The function((x^2 + 7x + 14)^(1/2)) - x
has one horizontal asymptote at y=?
To determine the horizontal asymptote of the function f(x) = ((x^2 + 7x + 14)^(1/2)) - x, we need to examine the behavior of the function as x approaches positive and negative infinity.
To find the horizontal asymptote, we need to calculate the limit of the function as x approaches infinity and negative infinity:
1. Let's start by finding the limit as x approaches infinity. We substitute infinity into the function:
lim(x->∞) ((x^2 + 7x + 14)^(1/2)) - x
To evaluate this limit, we need to consider the highest power of x in the function, which is x in this case.
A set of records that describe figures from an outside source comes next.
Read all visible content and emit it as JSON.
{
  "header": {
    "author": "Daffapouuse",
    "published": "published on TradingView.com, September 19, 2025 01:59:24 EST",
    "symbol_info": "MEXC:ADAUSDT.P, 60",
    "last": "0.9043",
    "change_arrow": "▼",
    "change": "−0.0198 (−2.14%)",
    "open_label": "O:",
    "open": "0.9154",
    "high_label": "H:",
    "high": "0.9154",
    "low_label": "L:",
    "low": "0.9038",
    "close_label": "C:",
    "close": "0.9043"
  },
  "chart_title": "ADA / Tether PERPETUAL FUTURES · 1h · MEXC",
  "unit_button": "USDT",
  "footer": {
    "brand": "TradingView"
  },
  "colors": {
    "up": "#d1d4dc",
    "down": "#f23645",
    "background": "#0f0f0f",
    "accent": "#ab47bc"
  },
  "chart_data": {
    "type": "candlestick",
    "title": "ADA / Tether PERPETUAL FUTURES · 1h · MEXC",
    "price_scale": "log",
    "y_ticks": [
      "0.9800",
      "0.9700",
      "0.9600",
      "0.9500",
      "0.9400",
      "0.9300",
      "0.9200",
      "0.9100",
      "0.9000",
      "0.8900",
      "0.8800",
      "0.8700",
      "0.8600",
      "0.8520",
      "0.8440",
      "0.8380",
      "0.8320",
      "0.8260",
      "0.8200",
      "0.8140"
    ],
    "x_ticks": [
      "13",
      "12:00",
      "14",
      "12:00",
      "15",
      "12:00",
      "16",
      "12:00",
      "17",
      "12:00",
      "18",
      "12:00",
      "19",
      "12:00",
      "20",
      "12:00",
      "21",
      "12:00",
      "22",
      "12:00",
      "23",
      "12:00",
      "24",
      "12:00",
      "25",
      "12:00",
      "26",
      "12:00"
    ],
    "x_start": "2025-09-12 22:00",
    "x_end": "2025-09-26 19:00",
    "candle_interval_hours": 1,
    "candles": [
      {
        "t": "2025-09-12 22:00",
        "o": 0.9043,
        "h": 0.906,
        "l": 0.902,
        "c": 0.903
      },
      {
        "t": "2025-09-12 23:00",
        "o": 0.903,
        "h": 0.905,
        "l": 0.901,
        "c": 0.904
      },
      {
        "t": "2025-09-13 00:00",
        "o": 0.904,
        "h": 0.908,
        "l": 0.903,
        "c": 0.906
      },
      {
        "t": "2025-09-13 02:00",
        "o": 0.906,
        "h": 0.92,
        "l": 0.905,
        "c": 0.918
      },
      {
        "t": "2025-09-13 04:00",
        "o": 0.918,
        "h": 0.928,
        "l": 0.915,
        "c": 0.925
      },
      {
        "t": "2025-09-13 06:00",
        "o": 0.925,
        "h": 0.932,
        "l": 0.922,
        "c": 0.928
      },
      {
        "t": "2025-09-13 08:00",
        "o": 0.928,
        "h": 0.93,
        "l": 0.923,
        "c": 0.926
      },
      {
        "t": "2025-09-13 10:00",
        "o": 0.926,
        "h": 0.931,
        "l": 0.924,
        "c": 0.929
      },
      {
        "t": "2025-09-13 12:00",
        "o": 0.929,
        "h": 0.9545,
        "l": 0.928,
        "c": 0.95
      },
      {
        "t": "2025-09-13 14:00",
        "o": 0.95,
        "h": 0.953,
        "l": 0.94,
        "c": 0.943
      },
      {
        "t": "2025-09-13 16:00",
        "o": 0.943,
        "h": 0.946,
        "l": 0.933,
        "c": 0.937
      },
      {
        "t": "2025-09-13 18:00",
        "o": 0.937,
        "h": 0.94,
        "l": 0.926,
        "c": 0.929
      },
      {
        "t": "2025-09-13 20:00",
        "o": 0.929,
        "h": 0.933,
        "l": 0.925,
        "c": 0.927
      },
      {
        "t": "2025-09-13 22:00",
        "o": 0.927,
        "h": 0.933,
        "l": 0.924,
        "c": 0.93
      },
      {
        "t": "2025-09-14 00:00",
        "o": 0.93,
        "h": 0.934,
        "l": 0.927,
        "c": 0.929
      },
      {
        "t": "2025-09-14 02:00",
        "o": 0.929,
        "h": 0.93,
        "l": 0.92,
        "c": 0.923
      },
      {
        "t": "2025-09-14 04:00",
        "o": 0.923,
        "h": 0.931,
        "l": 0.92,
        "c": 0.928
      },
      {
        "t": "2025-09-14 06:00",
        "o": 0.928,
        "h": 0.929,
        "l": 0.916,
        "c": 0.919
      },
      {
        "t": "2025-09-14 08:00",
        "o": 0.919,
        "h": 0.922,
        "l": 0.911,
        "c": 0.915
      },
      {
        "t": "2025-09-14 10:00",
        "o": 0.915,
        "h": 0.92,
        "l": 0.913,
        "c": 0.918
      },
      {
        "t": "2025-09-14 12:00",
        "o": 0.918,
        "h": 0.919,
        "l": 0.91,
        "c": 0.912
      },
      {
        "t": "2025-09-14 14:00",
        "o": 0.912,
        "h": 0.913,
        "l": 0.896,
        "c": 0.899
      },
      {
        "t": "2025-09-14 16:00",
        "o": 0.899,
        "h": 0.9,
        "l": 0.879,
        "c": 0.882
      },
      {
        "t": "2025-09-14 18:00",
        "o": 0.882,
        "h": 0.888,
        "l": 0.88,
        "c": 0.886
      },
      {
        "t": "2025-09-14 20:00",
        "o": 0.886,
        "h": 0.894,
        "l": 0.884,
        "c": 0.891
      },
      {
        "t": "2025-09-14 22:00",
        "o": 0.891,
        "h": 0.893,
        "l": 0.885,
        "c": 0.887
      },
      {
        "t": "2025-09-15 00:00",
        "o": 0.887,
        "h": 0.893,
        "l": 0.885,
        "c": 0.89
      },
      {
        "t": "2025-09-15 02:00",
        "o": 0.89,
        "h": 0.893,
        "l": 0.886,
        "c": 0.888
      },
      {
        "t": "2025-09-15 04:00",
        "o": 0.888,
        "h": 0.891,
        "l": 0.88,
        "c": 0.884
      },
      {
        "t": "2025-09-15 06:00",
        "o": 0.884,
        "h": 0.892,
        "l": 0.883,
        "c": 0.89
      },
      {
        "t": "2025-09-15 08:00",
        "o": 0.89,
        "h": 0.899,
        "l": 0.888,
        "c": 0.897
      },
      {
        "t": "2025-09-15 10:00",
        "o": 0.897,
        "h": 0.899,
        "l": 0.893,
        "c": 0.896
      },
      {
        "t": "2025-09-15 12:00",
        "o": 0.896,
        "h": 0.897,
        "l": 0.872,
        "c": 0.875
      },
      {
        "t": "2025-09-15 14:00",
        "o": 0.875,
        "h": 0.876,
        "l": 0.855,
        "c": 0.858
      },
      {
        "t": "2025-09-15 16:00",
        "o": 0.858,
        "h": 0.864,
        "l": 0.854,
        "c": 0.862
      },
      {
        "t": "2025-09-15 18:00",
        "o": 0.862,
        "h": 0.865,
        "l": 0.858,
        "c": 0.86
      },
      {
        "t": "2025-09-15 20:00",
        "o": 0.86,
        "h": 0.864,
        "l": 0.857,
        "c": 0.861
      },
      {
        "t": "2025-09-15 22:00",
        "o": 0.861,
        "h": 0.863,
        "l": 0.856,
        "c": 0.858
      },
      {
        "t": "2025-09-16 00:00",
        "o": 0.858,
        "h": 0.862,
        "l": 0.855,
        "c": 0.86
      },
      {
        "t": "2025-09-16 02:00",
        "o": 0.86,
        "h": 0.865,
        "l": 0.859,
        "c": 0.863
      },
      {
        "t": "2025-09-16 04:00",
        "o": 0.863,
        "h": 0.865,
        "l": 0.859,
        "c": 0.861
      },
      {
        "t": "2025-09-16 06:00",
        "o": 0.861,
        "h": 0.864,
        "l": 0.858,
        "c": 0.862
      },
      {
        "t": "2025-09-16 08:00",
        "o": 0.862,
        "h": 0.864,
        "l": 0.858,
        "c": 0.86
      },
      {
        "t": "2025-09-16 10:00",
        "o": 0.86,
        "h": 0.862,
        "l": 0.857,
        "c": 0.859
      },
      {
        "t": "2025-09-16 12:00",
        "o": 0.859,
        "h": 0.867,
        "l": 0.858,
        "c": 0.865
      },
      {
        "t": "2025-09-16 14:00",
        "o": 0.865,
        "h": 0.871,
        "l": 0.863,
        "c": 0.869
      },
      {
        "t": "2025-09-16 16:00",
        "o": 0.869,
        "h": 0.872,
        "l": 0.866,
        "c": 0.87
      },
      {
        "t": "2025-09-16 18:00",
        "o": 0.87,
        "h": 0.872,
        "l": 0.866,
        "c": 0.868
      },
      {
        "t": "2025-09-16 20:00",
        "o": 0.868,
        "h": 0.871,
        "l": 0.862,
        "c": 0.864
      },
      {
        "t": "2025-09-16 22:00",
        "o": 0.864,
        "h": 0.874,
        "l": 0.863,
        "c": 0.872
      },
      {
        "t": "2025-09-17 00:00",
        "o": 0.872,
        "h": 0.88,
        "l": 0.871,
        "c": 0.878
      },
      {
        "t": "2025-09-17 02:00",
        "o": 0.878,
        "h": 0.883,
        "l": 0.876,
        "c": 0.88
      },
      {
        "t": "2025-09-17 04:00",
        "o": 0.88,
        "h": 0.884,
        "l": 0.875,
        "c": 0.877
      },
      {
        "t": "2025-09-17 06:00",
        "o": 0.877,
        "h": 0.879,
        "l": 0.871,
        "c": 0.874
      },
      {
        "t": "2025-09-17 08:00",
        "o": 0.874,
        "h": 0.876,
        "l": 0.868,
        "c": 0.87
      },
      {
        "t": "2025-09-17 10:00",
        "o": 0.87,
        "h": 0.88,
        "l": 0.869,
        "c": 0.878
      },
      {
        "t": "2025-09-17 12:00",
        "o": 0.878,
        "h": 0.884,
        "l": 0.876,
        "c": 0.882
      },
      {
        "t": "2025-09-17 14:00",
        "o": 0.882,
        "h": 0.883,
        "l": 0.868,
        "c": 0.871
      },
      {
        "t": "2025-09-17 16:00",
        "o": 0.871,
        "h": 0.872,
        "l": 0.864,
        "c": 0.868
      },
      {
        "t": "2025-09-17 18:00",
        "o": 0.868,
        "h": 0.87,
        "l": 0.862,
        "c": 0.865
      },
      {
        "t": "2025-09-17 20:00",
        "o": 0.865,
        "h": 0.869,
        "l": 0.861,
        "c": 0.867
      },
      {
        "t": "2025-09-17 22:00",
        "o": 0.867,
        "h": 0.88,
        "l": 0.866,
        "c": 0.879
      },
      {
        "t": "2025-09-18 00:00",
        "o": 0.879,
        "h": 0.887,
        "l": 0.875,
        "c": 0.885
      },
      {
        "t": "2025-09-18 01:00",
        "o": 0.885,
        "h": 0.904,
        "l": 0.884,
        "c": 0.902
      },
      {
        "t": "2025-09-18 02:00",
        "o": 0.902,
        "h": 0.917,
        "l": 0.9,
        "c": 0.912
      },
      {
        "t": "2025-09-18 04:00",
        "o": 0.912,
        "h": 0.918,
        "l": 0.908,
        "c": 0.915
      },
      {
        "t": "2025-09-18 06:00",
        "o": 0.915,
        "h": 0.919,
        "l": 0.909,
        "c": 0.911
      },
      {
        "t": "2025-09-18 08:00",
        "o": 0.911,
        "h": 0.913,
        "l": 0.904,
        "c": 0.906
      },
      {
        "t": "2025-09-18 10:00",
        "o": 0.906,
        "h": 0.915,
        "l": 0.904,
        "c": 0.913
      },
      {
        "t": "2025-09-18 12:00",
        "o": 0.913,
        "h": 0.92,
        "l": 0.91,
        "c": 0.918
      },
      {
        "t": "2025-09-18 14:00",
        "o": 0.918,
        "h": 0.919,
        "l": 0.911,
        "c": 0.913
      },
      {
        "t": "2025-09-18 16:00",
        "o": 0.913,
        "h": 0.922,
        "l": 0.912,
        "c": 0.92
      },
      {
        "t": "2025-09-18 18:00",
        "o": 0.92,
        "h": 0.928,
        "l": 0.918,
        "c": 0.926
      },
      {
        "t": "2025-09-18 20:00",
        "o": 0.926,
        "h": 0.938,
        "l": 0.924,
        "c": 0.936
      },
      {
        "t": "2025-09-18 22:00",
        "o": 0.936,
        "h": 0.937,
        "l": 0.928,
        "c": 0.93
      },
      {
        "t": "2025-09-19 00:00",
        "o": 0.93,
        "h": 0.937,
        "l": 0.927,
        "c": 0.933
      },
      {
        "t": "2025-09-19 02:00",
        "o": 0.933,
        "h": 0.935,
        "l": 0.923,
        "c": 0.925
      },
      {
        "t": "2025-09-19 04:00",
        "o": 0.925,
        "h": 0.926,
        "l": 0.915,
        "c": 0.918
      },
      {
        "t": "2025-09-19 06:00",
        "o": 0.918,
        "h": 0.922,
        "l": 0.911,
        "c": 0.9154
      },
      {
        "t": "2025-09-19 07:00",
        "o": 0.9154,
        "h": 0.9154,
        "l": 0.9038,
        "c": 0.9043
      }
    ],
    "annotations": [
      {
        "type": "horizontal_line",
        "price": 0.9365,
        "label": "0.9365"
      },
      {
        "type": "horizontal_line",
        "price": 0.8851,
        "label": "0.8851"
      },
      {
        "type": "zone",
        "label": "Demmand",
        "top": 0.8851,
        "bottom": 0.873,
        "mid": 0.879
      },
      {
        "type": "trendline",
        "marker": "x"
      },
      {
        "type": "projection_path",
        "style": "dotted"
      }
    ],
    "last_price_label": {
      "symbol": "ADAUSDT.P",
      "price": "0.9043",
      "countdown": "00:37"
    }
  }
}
Now, we need to determine the highest power's coefficient — in this case, it is 1.
2. Divide every term in the equation by x, keeping the terms in the same order:
lim(x->∞) ([(x^2)/x + (7x)/x + (14)/x]^(1/2)) - [x/x]
Simplifying this expression:
lim(x->∞) ([x + (7/x) + (14/x)]^(1/2)) - 1
Since 7/x and 14/x tend to 0 as x approaches infinity, our expression simplifies further:
lim(x->∞) ([(x + 0 + 0)]^(1/2)) - 1
lim(x->∞) (x^(1/2)) - 1
lim(x->∞) √x - 1
As x approaches infinity, √x also approaches infinity, so the limit becomes:
lim(x->∞) √x - 1 = ∞ - 1 = ∞
This means that as x approaches infinity, the value of the function also approaches positive infinity.
3. Now, let's find the limit as x approaches negative infinity. We substitute negative infinity into the function:
lim(x->-∞) ((x^2 + 7x + 14)^(1/2)) - x
Following the same steps as before, we simplify the expression:
lim(x->-∞) ([(x^2)/x + (7x)/x + (14)/x]^(1/2)) - [x/x]
lim(x->-∞) ([x + (7/x) + (14/x)]^(1/2)) - 1
Since 7/x and 14/x tend to 0 as x approaches negative infinity, our expression simplifies further:
lim(x->-∞) ([(x + 0 + 0)]^(1/2)) - 1
lim(x->-∞) (x^(1/2)) - 1
lim(x->-∞) √x - 1
As x approaches negative infinity, √x becomes imaginary. The square root of a negative number is not defined in the real number system. Therefore, the limit is undefined.
In summary, the function ((x^2 + 7x + 14)^(1/2)) - x has no horizontal asymptote, as the limit is ∞ as x approaches positive infinity and the limit is undefined as x approaches negative infinity.